Another way the overarcing narrative disadvantages Discovery is that it doesn’t get silly enough. There are none of those profoundly silly ones where they visit a gangster planet or a cowboy world, or even the breather episodes where they do stuff like get into a race with space hot-rodders, play baseball against a bunch of snooty Vulcans, or mess around on the holodeck pretending to be James Bond (this last is particularly galling, seeing as they’ve gone against Trek chronology to have a holodeck on Discovery). Now, god knows these weren’t the episodes that were winning Saturn awards, but they were just as much a part of the charm as Kirk grappling with a moral quandary or Picard doing a monologue.

Likewise, a big part of the charm was traditionally the ensemble cast on the bridge – well-established character archetypes playing off one another. Discovery has fallen down a bit in this regard – Tilly, Stametz, and Culber tend not to be let anywhere near the bridge, and Culber in particular hasn’t had much material beyond worrying about what they’re doing to Stametz. Meanwhile, the woman with the elaborate braids, the woman with the metal bit round her eye, and the robot, who actually are part of the bridge crew, haven’t even been introduced by name. This, more than anything, is why Landry was such a tragic loss.

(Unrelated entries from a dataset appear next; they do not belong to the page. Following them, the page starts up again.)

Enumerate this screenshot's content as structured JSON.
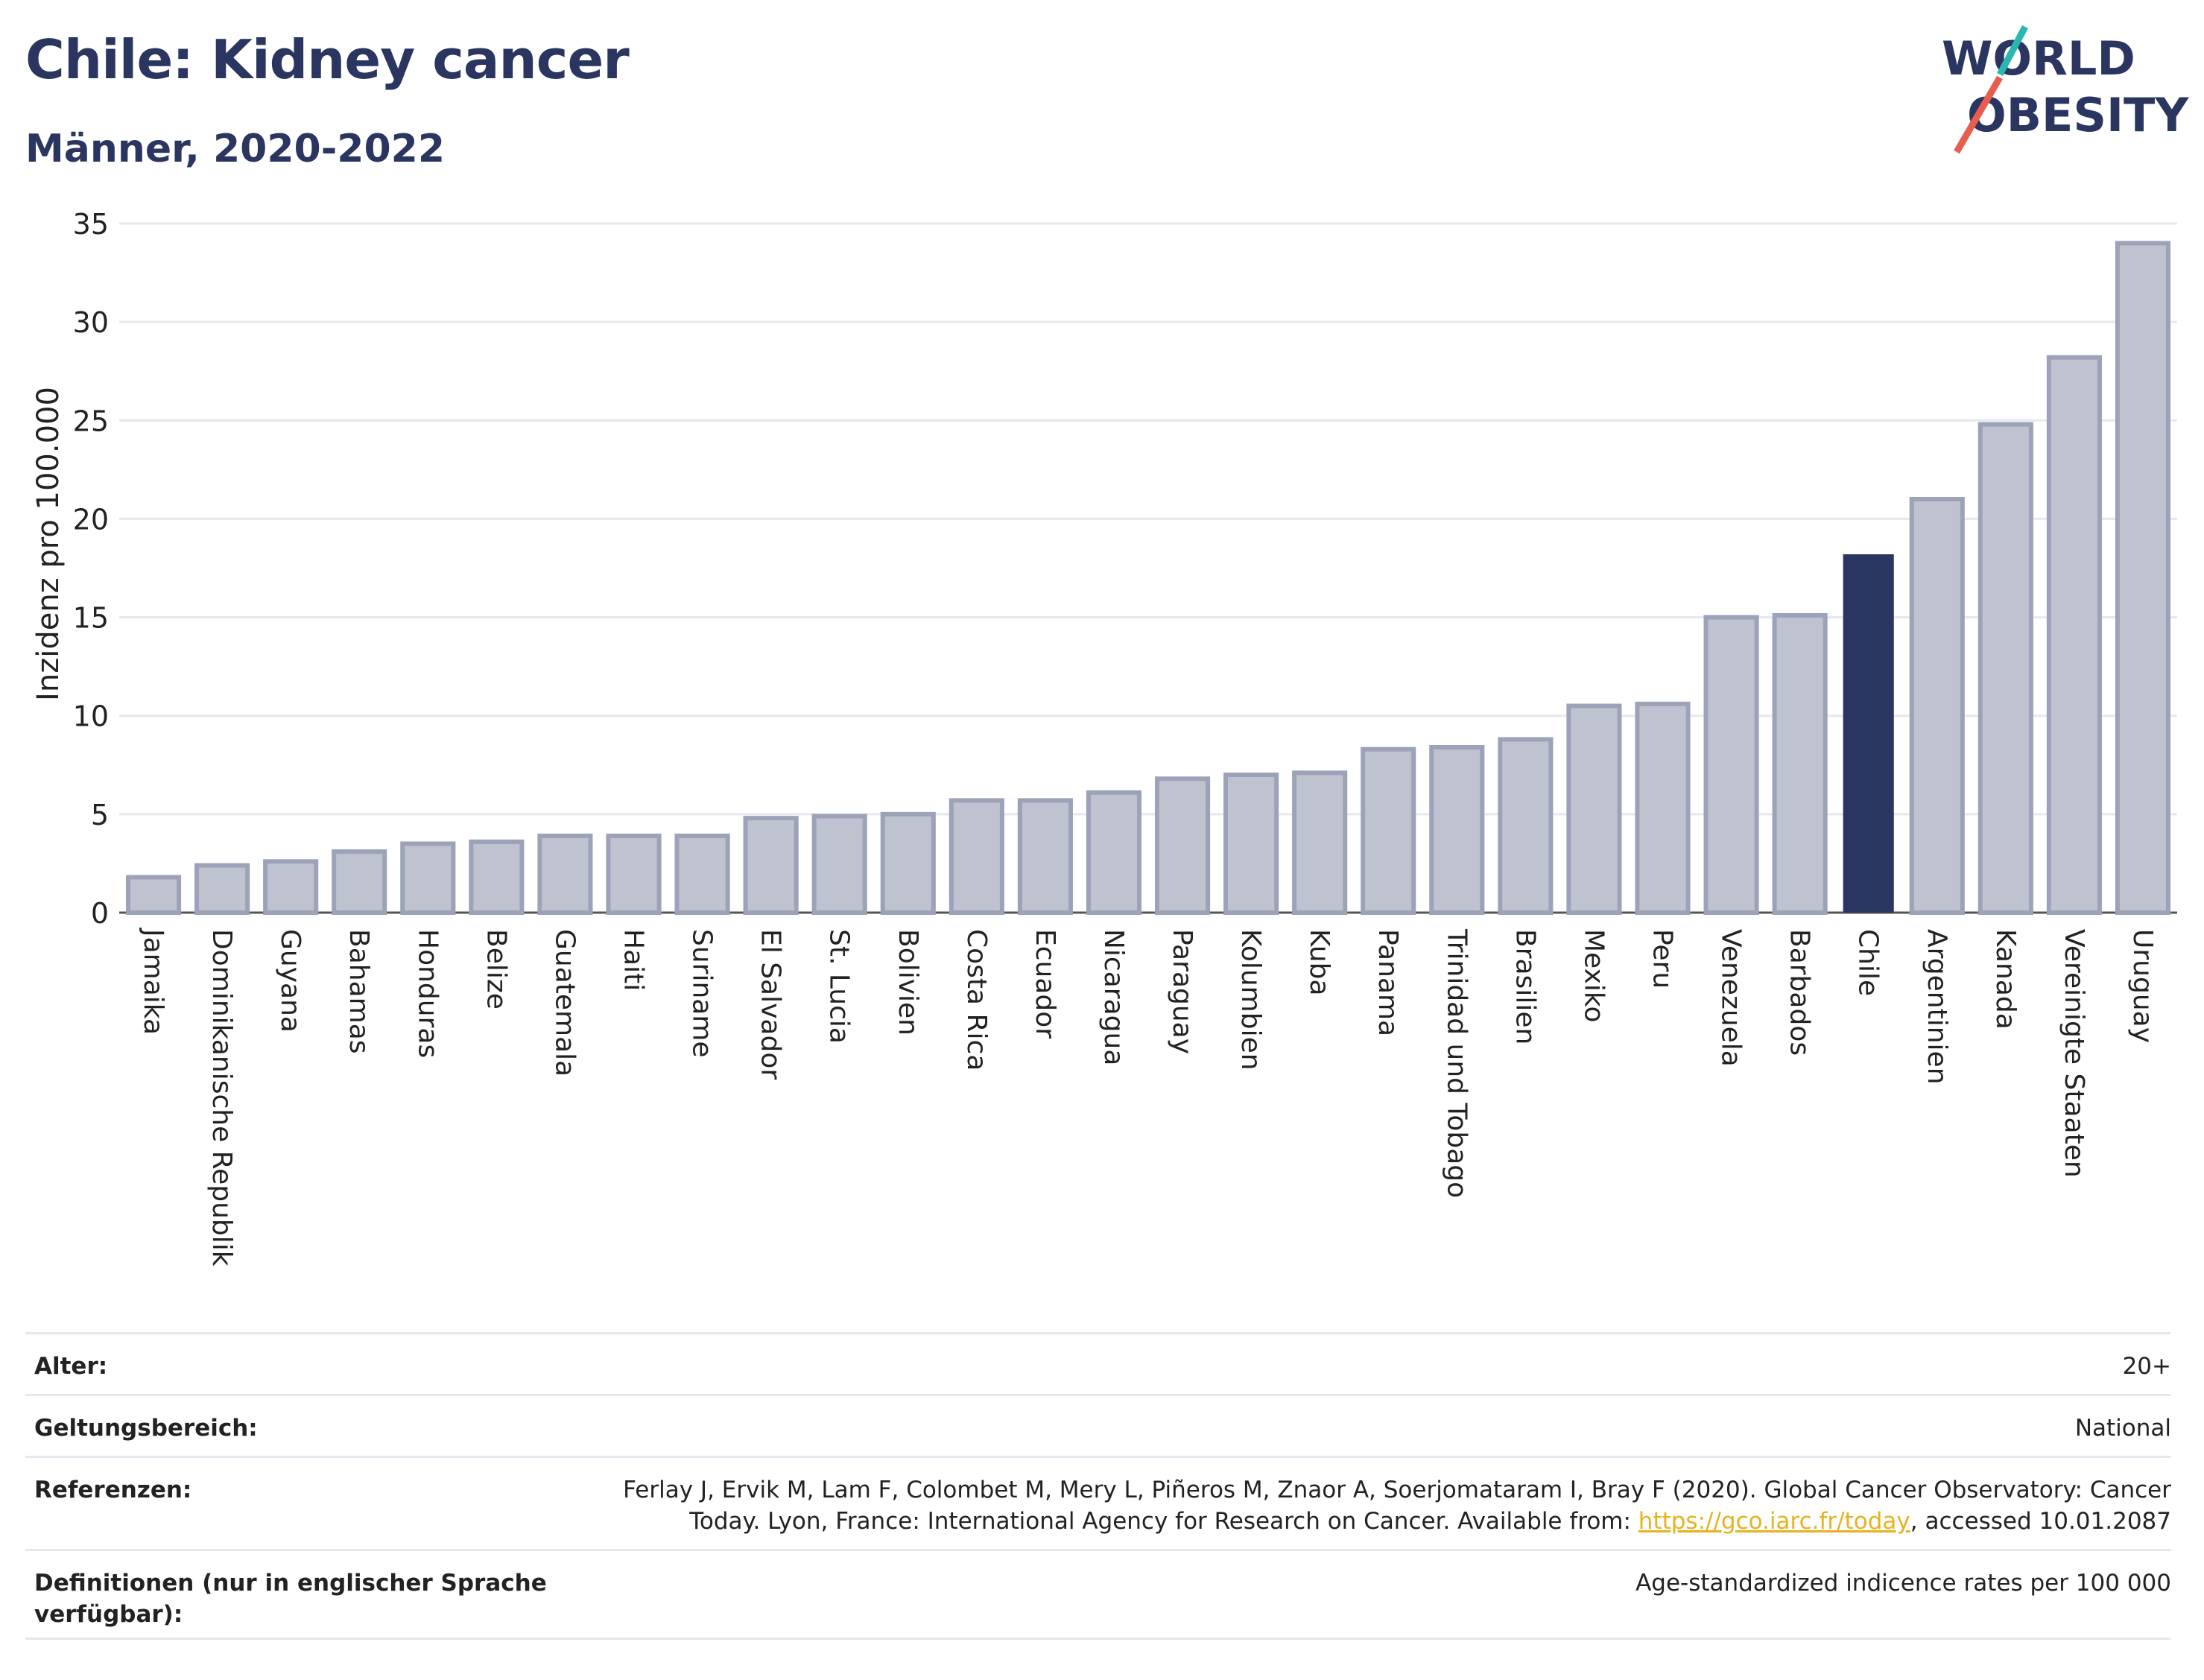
{
  "header": {
    "title": "Chile: Kidney cancer",
    "subtitle": "Männer, 2020-2022"
  },
  "logo": {
    "line1": "WORLD",
    "line2": "OBESITY"
  },
  "colors": {
    "highlight": "#2a3560",
    "bar_fill": "#bfc3d0",
    "bar_stroke": "#9ca2b8",
    "grid": "#e6e8ef",
    "logo_teal": "#2ab7b0",
    "logo_red": "#e85d4e",
    "link": "#e8b21e"
  },
  "chart_data": {
    "type": "bar",
    "title": "Chile: Kidney cancer",
    "subtitle": "Männer, 2020-2022",
    "xlabel": "",
    "ylabel": "Inzidenz pro 100.000",
    "ylim": [
      0,
      35
    ],
    "yticks": [
      0,
      5,
      10,
      15,
      20,
      25,
      30,
      35
    ],
    "grid": true,
    "highlight_category": "Chile",
    "categories": [
      "Jamaika",
      "Dominikanische Republik",
      "Guyana",
      "Bahamas",
      "Honduras",
      "Belize",
      "Guatemala",
      "Haiti",
      "Suriname",
      "El Salvador",
      "St. Lucia",
      "Bolivien",
      "Costa Rica",
      "Ecuador",
      "Nicaragua",
      "Paraguay",
      "Kolumbien",
      "Kuba",
      "Panama",
      "Trinidad und Tobago",
      "Brasilien",
      "Mexiko",
      "Peru",
      "Venezuela",
      "Barbados",
      "Chile",
      "Argentinien",
      "Kanada",
      "Vereinigte Staaten",
      "Uruguay"
    ],
    "values": [
      1.8,
      2.4,
      2.6,
      3.1,
      3.5,
      3.6,
      3.9,
      3.9,
      3.9,
      4.8,
      4.9,
      5.0,
      5.7,
      5.7,
      6.1,
      6.8,
      7.0,
      7.1,
      8.3,
      8.4,
      8.8,
      10.5,
      10.6,
      15.0,
      15.1,
      18.2,
      21.0,
      24.8,
      28.2,
      34.0
    ]
  },
  "info": {
    "rows": [
      {
        "label": "Alter:",
        "value": "20+"
      },
      {
        "label": "Geltungsbereich:",
        "value": "National"
      },
      {
        "label": "Referenzen:",
        "value_pre": "Ferlay J, Ervik M, Lam F, Colombet M, Mery L, Piñeros M, Znaor A, Soerjomataram I, Bray F (2020). Global Cancer Observatory: Cancer Today. Lyon, France: International Agency for Research on Cancer. Available from: ",
        "link": "https://gco.iarc.fr/today",
        "value_post": ", accessed 10.01.2087"
      },
      {
        "label": "Definitionen (nur in englischer Sprache verfügbar):",
        "value": "Age-standardized indicence rates per 100 000"
      }
    ]
  }
}
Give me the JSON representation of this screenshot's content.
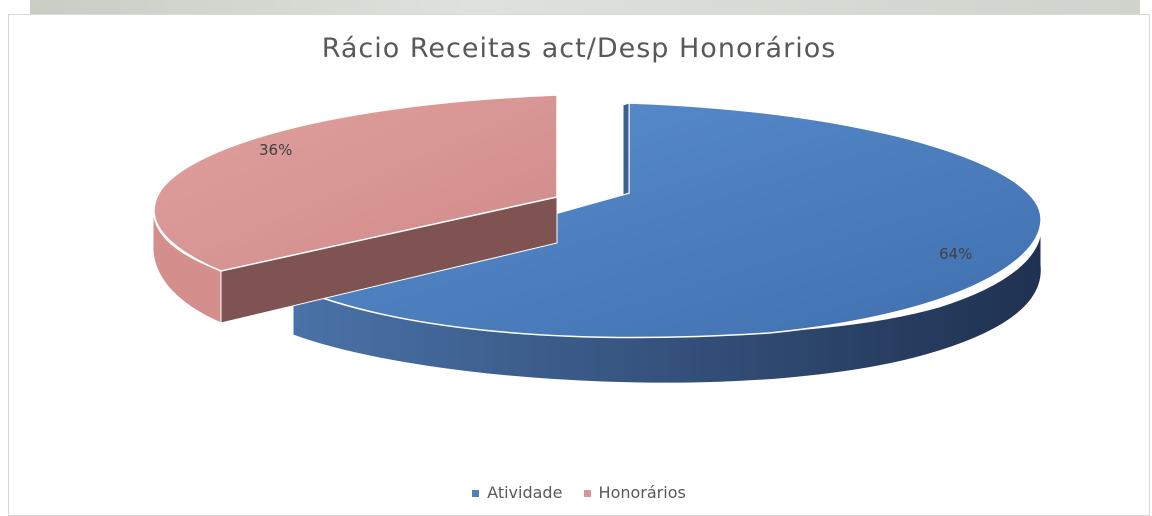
{
  "chart_data": {
    "type": "pie",
    "title": "Rácio Receitas act/Desp Honorários",
    "slices": [
      {
        "label": "Atividade",
        "value": 64,
        "display": "64%",
        "color": "#4f81bd",
        "side_color": "#2f4f7a"
      },
      {
        "label": "Honorários",
        "value": 36,
        "display": "36%",
        "color": "#d99694",
        "side_color": "#7a4b49"
      }
    ],
    "legend_position": "bottom",
    "style": "3d-exploded"
  }
}
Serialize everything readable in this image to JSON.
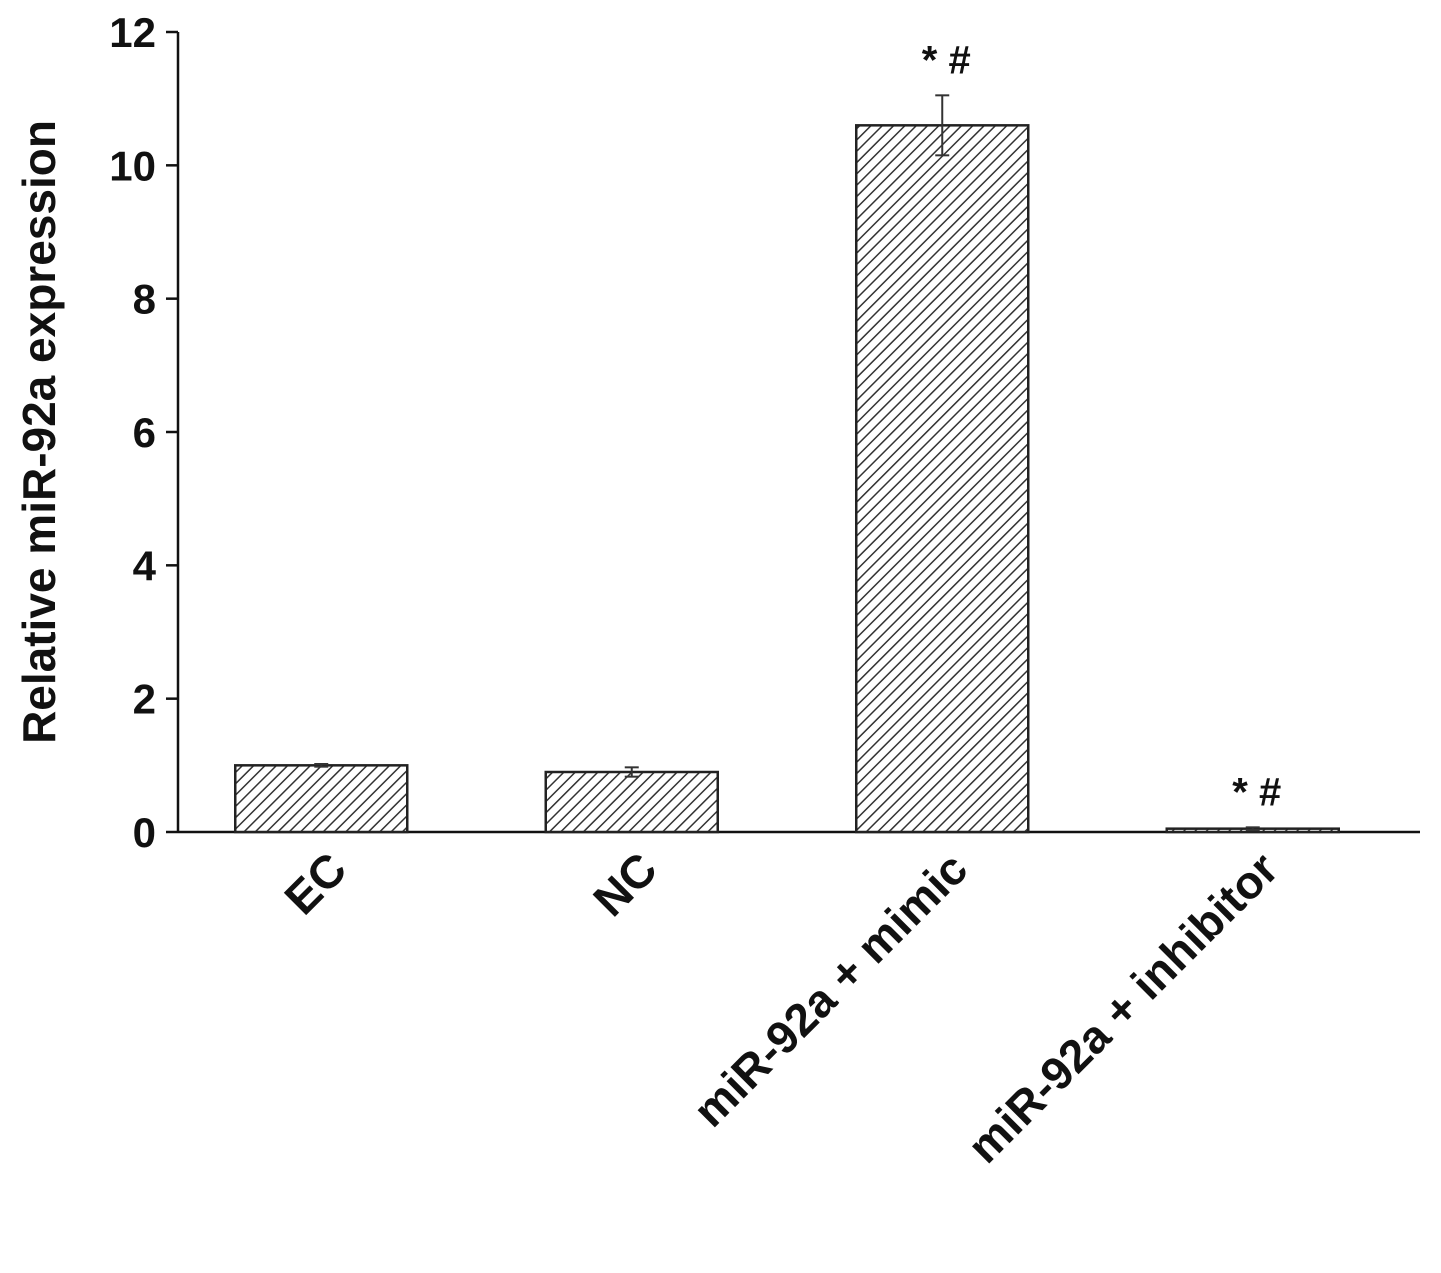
{
  "chart_data": {
    "type": "bar",
    "title": "",
    "xlabel": "",
    "ylabel": "Relative  miR-92a expression",
    "categories": [
      "EC",
      "NC",
      "miR-92a + mimic",
      "miR-92a + inhibitor"
    ],
    "values": [
      1.0,
      0.9,
      10.6,
      0.05
    ],
    "error": [
      0.02,
      0.07,
      0.45,
      0.02
    ],
    "annotations": [
      "",
      "",
      "* #",
      "* #"
    ],
    "ylim": [
      0,
      12
    ],
    "yticks": [
      "0",
      "2",
      "4",
      "6",
      "8",
      "10",
      "12"
    ],
    "grid": false,
    "legend": "none",
    "bar_fill": "hatched",
    "colors": {
      "bar_stroke": "#222222",
      "hatch": "#333333",
      "axis": "#111111",
      "background": "#ffffff"
    }
  }
}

And as for the other side, these Klingons are distinctly different from the ones Kirk originally encountered at this point in the chronology, and that’s probably best, given that they were originally guys in yellowface with Fu Manchu moustaches who were (like the bugs in Starship Troopers) a crude analogy for Red China. These ones, on the other hand, are a well-polished update of the forehead monsters we all know and love. However, it would have been nice to see further into their society, rather than them just being baby-eating villains – Kol was, for all intents and purposes, a Game of Thrones character who’d come through the wrong door.

To return to the Voyager comparison, there’s plenty of potential here (everyone’s waiting for the other shoe to drop regarding Ash’s real identity) – the question is whether they’ll pull their fingers out and do something with it. That’ll mean Lorca beginning to succumb to his own hubris, that’ll mean Tilly stepping up to the plate and making some tough decisions (much as she might hate it), and, if they keep up the war arc, that’ll mean a leaderless Klingon insurgency dying hard.

Still, whether you think I’ve been too harsh or not harsh enough, one thing’s for certain – it’s nowhere near as bad as Enterprise, the unfortunate post-9/11 instalment in which Captain Scott Bakula played at being Jack Bauer and bounced around space so recklessly that he destabilised the franchise itself.